Joe Gurr

Ordinal and Cardinal Numbers

“If people do not believe that mathematics is simple, it is only because they do not realize how complicated life is.” - Jon von Neumann

When I begun to write this post I knew next to nothing about the ordinal or cardinal numbers. They seemed to keep popping up on me, and I never quite understood the meaning of \(\omega\) and \(\aleph\). This post is intended to fix that!

Informally

Ordinal numbers tell us an item's position in a sequence, for example, first, second, third, fourth, ... Each natural number is an ordinal number.
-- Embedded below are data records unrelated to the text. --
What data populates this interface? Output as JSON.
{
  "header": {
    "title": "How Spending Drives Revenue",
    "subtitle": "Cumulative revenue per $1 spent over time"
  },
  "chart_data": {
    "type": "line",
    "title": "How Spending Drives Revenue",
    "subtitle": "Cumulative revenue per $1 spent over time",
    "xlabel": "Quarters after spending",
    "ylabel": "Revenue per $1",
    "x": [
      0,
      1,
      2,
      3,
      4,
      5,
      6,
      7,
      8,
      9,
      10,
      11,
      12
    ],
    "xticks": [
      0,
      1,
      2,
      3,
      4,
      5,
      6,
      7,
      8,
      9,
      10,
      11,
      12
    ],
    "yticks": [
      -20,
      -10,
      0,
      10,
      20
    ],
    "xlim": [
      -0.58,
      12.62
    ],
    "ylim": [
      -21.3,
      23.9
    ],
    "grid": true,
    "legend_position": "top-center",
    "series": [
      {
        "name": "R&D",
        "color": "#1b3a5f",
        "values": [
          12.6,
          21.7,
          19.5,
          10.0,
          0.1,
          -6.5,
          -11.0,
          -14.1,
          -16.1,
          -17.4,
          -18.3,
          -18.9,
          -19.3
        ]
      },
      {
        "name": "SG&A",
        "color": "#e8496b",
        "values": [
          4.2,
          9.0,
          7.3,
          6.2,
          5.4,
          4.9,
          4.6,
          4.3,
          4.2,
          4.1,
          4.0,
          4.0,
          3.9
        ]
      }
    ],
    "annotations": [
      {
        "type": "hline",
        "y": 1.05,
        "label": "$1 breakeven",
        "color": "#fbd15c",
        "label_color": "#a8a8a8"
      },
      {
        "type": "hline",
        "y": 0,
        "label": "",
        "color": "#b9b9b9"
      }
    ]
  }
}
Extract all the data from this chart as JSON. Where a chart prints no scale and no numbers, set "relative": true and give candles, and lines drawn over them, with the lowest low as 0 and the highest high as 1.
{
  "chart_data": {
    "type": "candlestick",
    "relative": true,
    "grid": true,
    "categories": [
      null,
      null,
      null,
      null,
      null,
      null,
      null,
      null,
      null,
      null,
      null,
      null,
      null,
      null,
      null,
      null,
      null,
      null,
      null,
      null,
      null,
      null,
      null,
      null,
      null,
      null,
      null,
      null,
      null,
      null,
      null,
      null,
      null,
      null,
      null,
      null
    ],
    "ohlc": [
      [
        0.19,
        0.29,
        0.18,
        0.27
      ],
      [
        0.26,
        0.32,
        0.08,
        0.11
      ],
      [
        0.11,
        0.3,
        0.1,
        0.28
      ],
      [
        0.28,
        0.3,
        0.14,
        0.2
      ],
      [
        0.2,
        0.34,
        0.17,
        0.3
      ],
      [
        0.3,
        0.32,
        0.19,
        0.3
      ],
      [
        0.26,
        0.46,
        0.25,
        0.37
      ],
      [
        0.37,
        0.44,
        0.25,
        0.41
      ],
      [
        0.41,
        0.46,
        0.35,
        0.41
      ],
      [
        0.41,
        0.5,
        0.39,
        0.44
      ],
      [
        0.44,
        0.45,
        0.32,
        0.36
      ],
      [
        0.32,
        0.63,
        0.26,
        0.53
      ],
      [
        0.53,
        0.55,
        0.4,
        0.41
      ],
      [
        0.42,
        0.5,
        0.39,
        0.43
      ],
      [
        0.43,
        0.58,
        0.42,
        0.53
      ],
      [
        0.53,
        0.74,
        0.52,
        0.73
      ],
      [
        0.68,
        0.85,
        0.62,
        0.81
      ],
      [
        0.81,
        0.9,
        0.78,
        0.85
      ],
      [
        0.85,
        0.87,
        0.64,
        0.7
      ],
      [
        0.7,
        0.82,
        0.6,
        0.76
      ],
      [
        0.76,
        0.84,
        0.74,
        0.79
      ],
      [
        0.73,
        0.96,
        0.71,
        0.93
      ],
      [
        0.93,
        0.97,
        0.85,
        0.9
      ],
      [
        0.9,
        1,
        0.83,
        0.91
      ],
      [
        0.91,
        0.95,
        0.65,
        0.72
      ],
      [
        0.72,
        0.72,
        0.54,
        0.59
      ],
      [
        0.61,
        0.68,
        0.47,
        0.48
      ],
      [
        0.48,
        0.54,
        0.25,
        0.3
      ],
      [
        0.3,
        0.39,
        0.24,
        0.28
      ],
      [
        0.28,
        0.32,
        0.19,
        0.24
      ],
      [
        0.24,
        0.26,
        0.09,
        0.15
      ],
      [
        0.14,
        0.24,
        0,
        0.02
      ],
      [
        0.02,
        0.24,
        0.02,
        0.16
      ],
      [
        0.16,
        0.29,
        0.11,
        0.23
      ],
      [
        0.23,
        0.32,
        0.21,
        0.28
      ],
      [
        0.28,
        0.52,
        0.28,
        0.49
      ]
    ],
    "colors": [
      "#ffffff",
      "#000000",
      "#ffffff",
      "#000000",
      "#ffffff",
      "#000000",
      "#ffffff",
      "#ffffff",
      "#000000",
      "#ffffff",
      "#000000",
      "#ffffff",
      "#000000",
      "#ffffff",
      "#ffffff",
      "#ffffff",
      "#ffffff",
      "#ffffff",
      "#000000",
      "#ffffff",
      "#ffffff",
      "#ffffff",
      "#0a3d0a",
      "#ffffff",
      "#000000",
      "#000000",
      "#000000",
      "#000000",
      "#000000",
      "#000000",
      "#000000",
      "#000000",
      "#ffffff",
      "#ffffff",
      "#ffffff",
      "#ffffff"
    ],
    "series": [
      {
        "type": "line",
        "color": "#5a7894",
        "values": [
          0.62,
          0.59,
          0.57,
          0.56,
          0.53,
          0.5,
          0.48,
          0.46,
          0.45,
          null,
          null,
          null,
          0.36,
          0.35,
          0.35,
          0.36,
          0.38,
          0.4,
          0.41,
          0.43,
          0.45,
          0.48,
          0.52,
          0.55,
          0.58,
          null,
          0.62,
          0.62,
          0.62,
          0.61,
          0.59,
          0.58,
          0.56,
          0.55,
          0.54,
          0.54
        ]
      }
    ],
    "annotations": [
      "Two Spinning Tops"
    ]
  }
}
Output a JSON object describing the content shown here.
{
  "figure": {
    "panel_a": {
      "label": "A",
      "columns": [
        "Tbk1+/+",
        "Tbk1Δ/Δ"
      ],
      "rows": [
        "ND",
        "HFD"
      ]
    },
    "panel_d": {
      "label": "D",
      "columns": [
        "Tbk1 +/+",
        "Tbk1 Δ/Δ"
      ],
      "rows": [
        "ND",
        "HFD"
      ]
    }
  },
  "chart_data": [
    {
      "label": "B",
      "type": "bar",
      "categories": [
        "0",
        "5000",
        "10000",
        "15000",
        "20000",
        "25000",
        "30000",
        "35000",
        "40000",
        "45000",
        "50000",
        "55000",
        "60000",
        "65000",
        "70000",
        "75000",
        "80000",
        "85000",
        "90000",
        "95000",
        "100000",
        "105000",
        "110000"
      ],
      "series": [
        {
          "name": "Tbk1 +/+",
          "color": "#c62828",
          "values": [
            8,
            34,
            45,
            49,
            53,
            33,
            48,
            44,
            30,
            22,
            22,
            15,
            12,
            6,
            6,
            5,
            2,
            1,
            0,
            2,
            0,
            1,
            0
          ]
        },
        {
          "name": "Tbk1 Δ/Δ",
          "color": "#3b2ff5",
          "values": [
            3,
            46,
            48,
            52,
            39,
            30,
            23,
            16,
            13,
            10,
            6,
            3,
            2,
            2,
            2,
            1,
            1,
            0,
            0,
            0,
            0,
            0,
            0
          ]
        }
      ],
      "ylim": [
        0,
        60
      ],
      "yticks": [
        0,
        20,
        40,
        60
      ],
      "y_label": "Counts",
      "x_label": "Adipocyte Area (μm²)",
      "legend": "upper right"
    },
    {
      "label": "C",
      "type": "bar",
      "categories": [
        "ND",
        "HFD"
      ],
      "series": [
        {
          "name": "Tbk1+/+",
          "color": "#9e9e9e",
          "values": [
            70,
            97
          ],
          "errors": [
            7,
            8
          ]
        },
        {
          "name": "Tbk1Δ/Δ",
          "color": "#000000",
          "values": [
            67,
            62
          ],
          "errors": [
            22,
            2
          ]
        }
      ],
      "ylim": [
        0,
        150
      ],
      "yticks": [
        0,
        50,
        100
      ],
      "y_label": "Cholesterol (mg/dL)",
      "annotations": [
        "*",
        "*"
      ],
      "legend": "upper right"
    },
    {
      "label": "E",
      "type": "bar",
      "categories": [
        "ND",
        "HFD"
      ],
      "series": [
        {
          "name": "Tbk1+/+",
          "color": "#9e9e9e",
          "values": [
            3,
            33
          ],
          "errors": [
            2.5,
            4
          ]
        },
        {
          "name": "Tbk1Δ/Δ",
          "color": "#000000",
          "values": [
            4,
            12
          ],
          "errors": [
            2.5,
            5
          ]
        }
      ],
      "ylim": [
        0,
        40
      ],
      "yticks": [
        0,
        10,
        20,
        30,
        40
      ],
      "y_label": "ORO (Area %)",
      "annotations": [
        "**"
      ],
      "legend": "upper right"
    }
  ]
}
Cardinal numbers tells us the size of a sequence, it is a measure of magnitude, for example, the list [11, 43, 8] is 3 elements long. Each natural number is also a cardinal number. They are different creatures though!

Formally

Ordinals

Now things start to get a little messy. There seem to be many definitions of ordinal numbers.

It seems to be the case that the now standard definition of the ordinals is due to Von Neumann (at the age of 19!!). It is as follows:

Ordinal Number

A set S is an ordinal if and only if S is strictly well-ordered with respect to set membership and every element of S is also a subset of S.

Remembering the construction of the natural numbers according to Peano's axioms, we have that each of the rows below satisfies the definition to be an ordinal number.

\( \begin{align} 0 &= \{\} && = \emptyset \\ 1 &= \{0\} && = \{\emptyset\} \\ 2 &= \{0,1\} && = \{\emptyset,\{\emptyset\}\} \\ 3 &= \{0,1,2\} && = \{\emptyset,\{\emptyset\},\{\emptyset,\{\emptyset\}\}\} \\ 4 &= \{0,1,2,3\} && = \{\emptyset,\{\emptyset\},\{\emptyset,\{\emptyset\}\},\{\emptyset,\{\emptyset\},\{\emptyset,\{\emptyset\}\}\}\} \\ \end{align} \)

Colloquially "each ordinal is the well-ordered set of all smaller ordinals."

Cardinal numbers

There's not as much confusion here, however there is a little controversy depending on whether or not you're willing to accept the Axiom of Choice. If the axiom of choice is not assumed, then a different approach is needed.

Cardinal Number

Assuming the axiom of choice, the cardinality of a set \(X\) is the least ordinal number \(\alpha\) such that there is a bijection between \(X\) and \(\alpha\).

The above definition is again due to von Neumann, and is known as the von Neumann cardinal assignment.

Each ordinal is associated with one cardinal, called its cardinality

Some Famous Known Cardinal and Ordinal Numbers

After all the natural numbers comes the first infinite ordinal, \(\omega\). This corresponds to the cardinal \(\aleph_0\), the "size" of the natural numbers

Next comes \(\omega + 1, \omega + 2, \omega + 3, \cdots , 2\omega = \omega + \omega, \cdots \)

After all of these comes the first uncountable ordinal, \(\omega_1\). It's associated cardinal is \(\aleph_1\), the "size" of the real numbers.

The continuum hypothesis asks whether there is a cardinal between \(\aleph_0\) and \(\aleph_1\). It turns out this statement is independent of the typical formulation of mathematics (the Zermelo-Fraenkel Axioms of set theory).

This means that either the answer to the continuum hypothesis can be added as an axiom without ruining the consistency of Zermelo-Fraenkel.

The ordinal \(\epsilon_0\) is the limit of the sequence \(0, 1, \omega, \omega^\omega, \omega^{\omega^\omega}, \cdots\).

Conclusion

I have barely scratched the surface here. There seems to have been a lot of work done in this area of mathematics in the past, but not so much anymore.

I'm not really sure what is happening here today, I remember reading in John H. Conway's biography that it was hypothesised that major results would follow when the theory of ordinals and infinitesimals where combined (as was done by Conway's Surreal Number system). To my VERY limited knowledge, this hasn't happened.